Having heard several of my pilot friends make similar comments about “going out on their own terms” I have wondered would any of them actually do it. This case appears to describe a very lonely depressed person who had no desire to face the ugly prospect of dying in bed being offered “comfort measures” while any quality of life is completely gone.
Who knows? Like some others I question making a public spectacle of it. a
and , like some others, I do personify my trusty 172 and don’t believe I could intentionally destroy it. Again, who knows? I don’t want to find out.
And then there was the recently diagnosed cancer victim who purposely crawled out of my friend’s Stearman the day he got the diagnosis. That left an indelible mark on my friend. The despair that leads to suicide is unfathomable to those of us not in the same state but there are no suicides that don’t damage those left behind.
Well put Budd. Thanks.
Facing an agonizing end of life must be the ultimate terror. Who wants to end life that way? This pilot unfortunately felt alone in that terror, with no comforting options. Unfortunately, as well, is that he didn’t avail himself of the assisted suicide options that several states offer.
And yes, it would have been preferable for the pilot to notify search and rescue services prior to his planned crash.
However to insult this man with the epithet of “not a gentleman” suggests that the author is a rather self righteous individual. A tad more empathy would seem to be a more humane lens through which to view this tragedy.
I’m 75. I’m an MD. I’m also a pilot. I’ve a seriuos and painful cancer. I still make the legal minimus to pass the checkrides (medical and pratical). I love to fly. Unfortunately, I don’t like to fly alone. Before being in the conditions in what I’m now, me and my son used fo fly our a/c together. But life pointed now that my son may be convinced he has no time or wish to fly with me as we used to do before (and I’m positively sure he knows I’m not a bad and/or unconscious pilot).

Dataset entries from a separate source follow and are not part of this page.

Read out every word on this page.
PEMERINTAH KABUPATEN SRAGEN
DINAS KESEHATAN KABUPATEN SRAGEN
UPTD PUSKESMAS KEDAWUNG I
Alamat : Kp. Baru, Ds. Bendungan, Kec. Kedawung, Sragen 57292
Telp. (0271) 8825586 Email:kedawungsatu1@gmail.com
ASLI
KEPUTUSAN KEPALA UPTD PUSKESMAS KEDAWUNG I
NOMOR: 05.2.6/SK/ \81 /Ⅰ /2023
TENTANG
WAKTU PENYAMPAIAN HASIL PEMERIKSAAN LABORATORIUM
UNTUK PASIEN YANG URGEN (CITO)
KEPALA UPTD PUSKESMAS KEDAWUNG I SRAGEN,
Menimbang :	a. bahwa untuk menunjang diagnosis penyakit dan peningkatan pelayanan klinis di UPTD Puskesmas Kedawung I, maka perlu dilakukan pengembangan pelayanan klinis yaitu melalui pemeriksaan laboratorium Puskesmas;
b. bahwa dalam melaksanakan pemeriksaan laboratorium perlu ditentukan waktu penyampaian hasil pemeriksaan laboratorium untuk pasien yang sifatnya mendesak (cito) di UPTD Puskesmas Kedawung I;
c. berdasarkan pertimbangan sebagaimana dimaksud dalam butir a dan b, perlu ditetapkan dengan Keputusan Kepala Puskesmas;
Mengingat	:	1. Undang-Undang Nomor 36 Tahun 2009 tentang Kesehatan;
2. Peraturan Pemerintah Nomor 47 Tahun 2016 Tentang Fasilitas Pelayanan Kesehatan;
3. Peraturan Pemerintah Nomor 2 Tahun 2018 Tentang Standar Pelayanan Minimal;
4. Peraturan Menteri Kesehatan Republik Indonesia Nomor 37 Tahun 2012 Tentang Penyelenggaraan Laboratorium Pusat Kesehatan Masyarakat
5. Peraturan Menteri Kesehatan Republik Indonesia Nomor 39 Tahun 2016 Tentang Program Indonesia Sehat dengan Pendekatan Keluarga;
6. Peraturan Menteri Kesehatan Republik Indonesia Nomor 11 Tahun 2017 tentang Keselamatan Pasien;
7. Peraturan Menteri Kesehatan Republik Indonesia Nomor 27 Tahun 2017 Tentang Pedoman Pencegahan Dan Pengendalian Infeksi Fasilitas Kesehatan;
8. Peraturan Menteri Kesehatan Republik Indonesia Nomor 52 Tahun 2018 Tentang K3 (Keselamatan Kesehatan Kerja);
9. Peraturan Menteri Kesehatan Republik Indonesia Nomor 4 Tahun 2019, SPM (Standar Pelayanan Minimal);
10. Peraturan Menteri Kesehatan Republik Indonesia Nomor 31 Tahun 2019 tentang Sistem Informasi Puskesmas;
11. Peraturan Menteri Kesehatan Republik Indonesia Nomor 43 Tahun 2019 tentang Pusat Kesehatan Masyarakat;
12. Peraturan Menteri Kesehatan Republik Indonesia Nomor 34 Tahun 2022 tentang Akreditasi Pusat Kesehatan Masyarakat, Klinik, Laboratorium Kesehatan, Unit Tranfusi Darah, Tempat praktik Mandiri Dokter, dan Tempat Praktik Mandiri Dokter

Life changes our points of view and, sometimes, leaves us to an almost a desperation of ours souls. I could make a lot of options; pretending I just stop love flying; ask for a medically assisted suicide or that thing thay, IMHO, is an horrendous one, called euthanasia (and note I’m, as I’ve said, an MD); flying in company of someone else that wasn’t my son; joining a flying club; flying alone, etc.
But no.
I’m still waiting for the end of my life and hoping that, before that happens, I’m blessed with the opportunity to fly my a/c with my son a few times.
I cannot be judgemental one way or the other here. But I will say this:
There is one great truth in life. Everyone has a date with the Grim Reaper. Everyone, without exception. Nobody gets a pass. So, are you ready? Something to think about.